A medida surge em meio ao avanço dos golpes digitais, que cresceram com o uso intensivo de aplicativos e serviços online. O texto começou a tramitar na Câmara dos Deputados e ainda depende de análise em comissões antes de seguir para votação em plenário.

O deputado Lucas Abrahao, autor da proposta, estruturou o projeto com foco direto na prevenção de fraudes. Ele propôs a criação da chamada “autenticação em dois fatores assistida”. O mecanismo exige uma confirmação adicional antes de concluir operações consideradas sensíveis.
A regra valerá para bancos e instituições autorizadas pelo Banco Central, que é o órgão responsável por regular e fiscalizar o sistema financeiro no país.
A autenticação em dois fatores já existe em diversos serviços digitais. Esse sistema adiciona uma segunda etapa de verificação além da senha tradicional. Na prática, o usuário inicia uma operação e precisa confirmar a ação por outro meio. Esse segundo passo pode incluir um código enviado ao celular, reconhecimento facial ou outro tipo de validação. Essa tecnologia reduz o risco de invasões e dificulta fraudes, já que exige mais de uma confirmação para liberar o acesso.
O que muda com essa nova lei?
No projeto de lei apresentado, o funcionamento ganhou uma adaptação específica para idosos. A proposta determinou que a segunda validação poderá ser feita por uma pessoa de confiança previamente cadastrada.
Esse indivíduo não terá acesso à conta bancária. Ele apenas confirmará determinadas operações quando o sistema exigir. A medida funciona como uma autorização final antes da conclusão de transações financeiras importantes.

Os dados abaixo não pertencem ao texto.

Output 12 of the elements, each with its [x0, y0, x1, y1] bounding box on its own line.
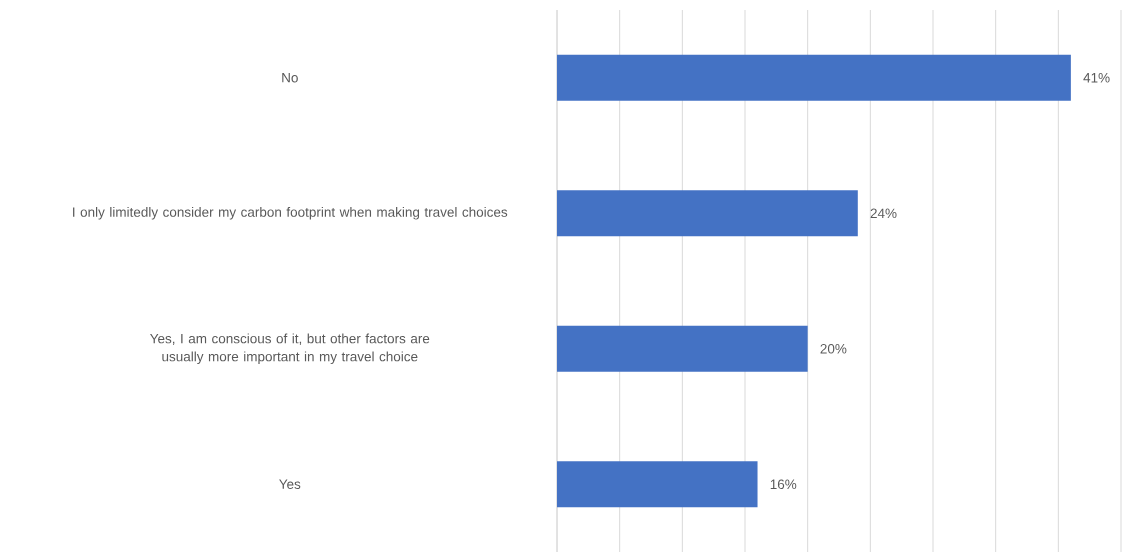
data-label: 20%: [820, 343, 847, 354]
y-tick-label: No: [282, 73, 298, 83]
data-label: 41%: [1083, 73, 1110, 83]
y-tick-label: Yes, I am conscious of it, but other factors are usually more important in my travel choice: [150, 333, 430, 365]
data-label: 24%: [870, 208, 897, 219]
bar: [557, 461, 758, 508]
y-tick-label: Yes: [279, 479, 301, 489]
y-tick-label: I only limitedly consider my carbon footprint when making travel choices: [73, 206, 508, 220]
bar: [557, 325, 808, 372]
bar: [557, 54, 1071, 101]
bar: [557, 190, 858, 237]
data-label: 16%: [770, 479, 797, 490]
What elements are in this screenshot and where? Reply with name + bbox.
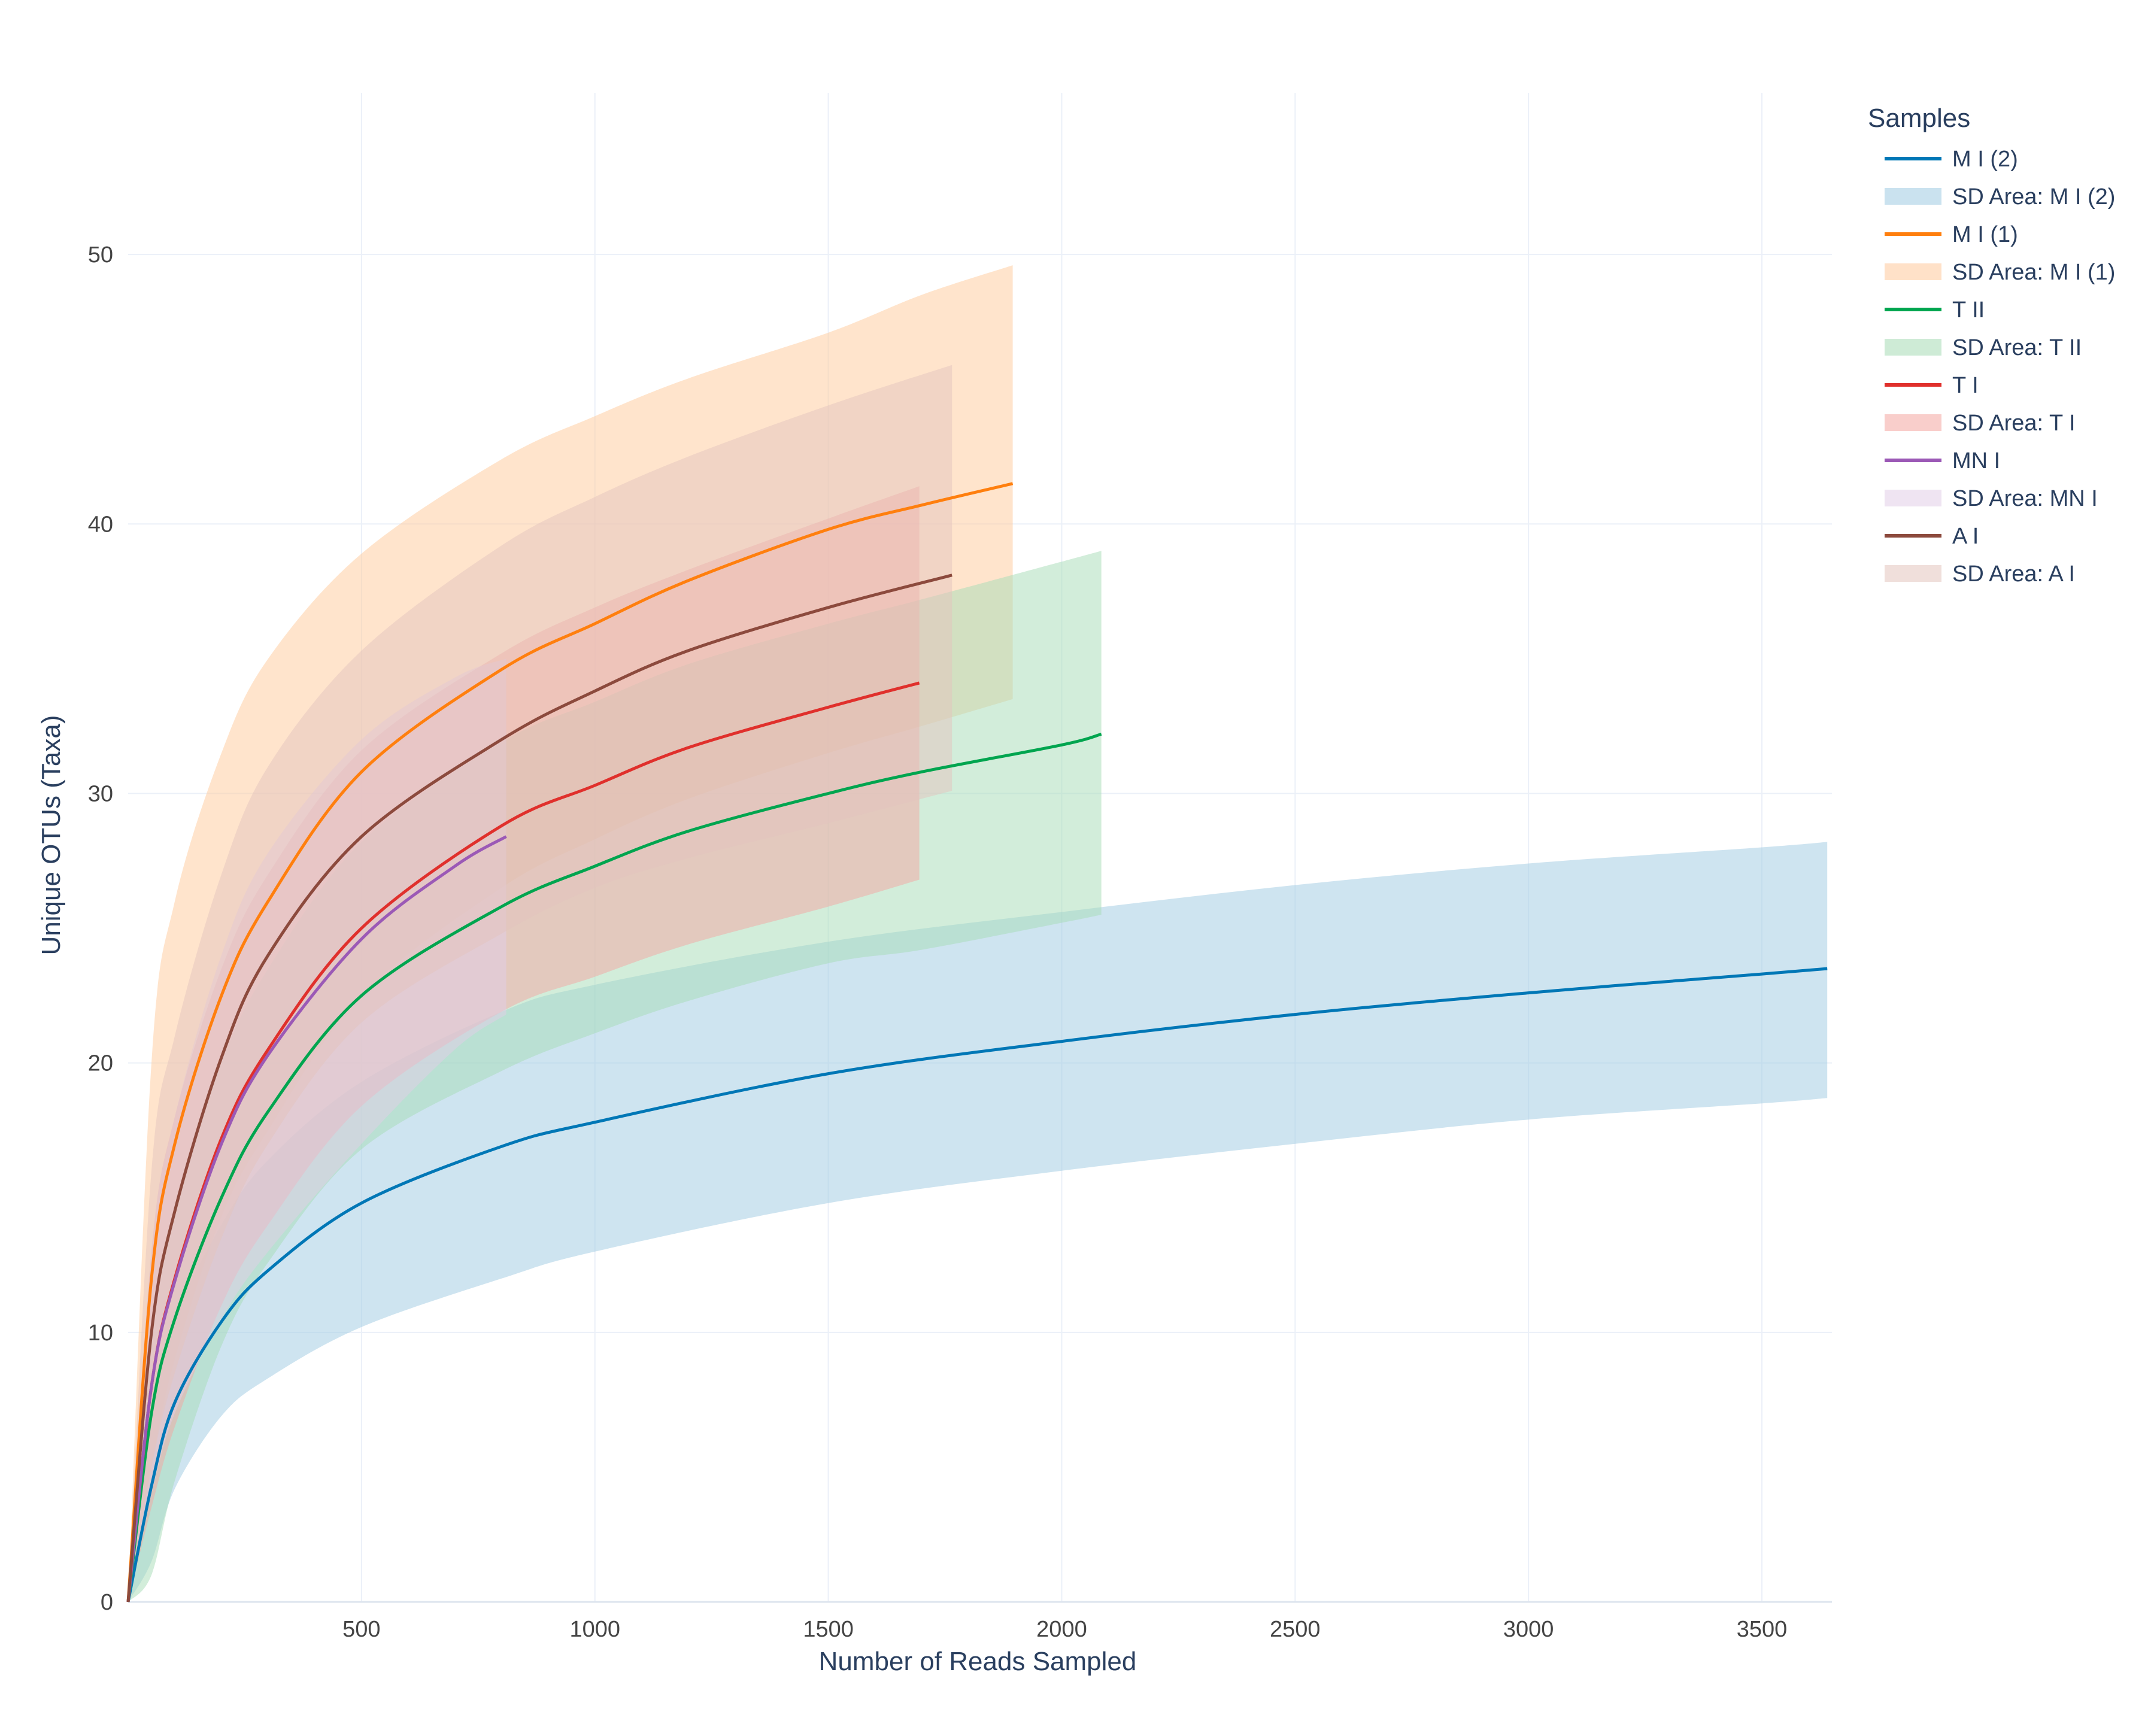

O texto detalhou as situações em que o mecanismo será acionado. A proteção deverá atuar em transferências eletrônicas, pagamentos acima de limites definidos pelo próprio cliente, contratação de crédito e alterações cadastrais relevantes.
O idoso poderá ajustar esses critérios de acordo com sua rotina e nível de familiaridade com tecnologia. Essa personalização evita que o sistema se torne um obstáculo no uso diário dos serviços bancários.
Deatlhes da lei
A adesão ao recurso não será obrigatória. O projeto definiu o uso como opcional, com o objetivo de preservar a autonomia do cliente. O idoso poderá escolher ativar ou não o mecanismo. Caso opte pela ferramenta, ele poderá indicar ou remover a pessoa de confiança a qualquer momento. Essa decisão mantém o controle nas mãos do titular da conta e evita dependência permanente de terceiros.
A justificativa do projeto destacou um cenário preocupante. O aumento das operações digitais ampliou a exposição da população a fraudes e práticas abusivas. Segundo o autor, idosos enfrentam maior dificuldade com ferramentas tecnológicas e acabam mais vulneráveis.

Técnicas como engenharia social agravam o problema. Esse tipo de golpe ocorre quando criminosos manipulam a vítima por meio de conversa, fingindo ser conhecidos ou instituições confiáveis para obter dados ou autorizações.
Outras propostas recentes mostram que o tema ganhou força no Congresso. Projetos discutiram assinatura física obrigatória para contratos e atendimento exclusivo para idosos. Essas iniciativas refletem um esforço mais amplo para adaptar o sistema financeiro ao envelhecimento da população e ao crescimento dos crimes digitais.
O novo projeto ainda está em tramitação, mas já indica uma mudança. O sistema bancário deverá reforçar a segurança sem comprometer a autonomia dos clientes mais velhos.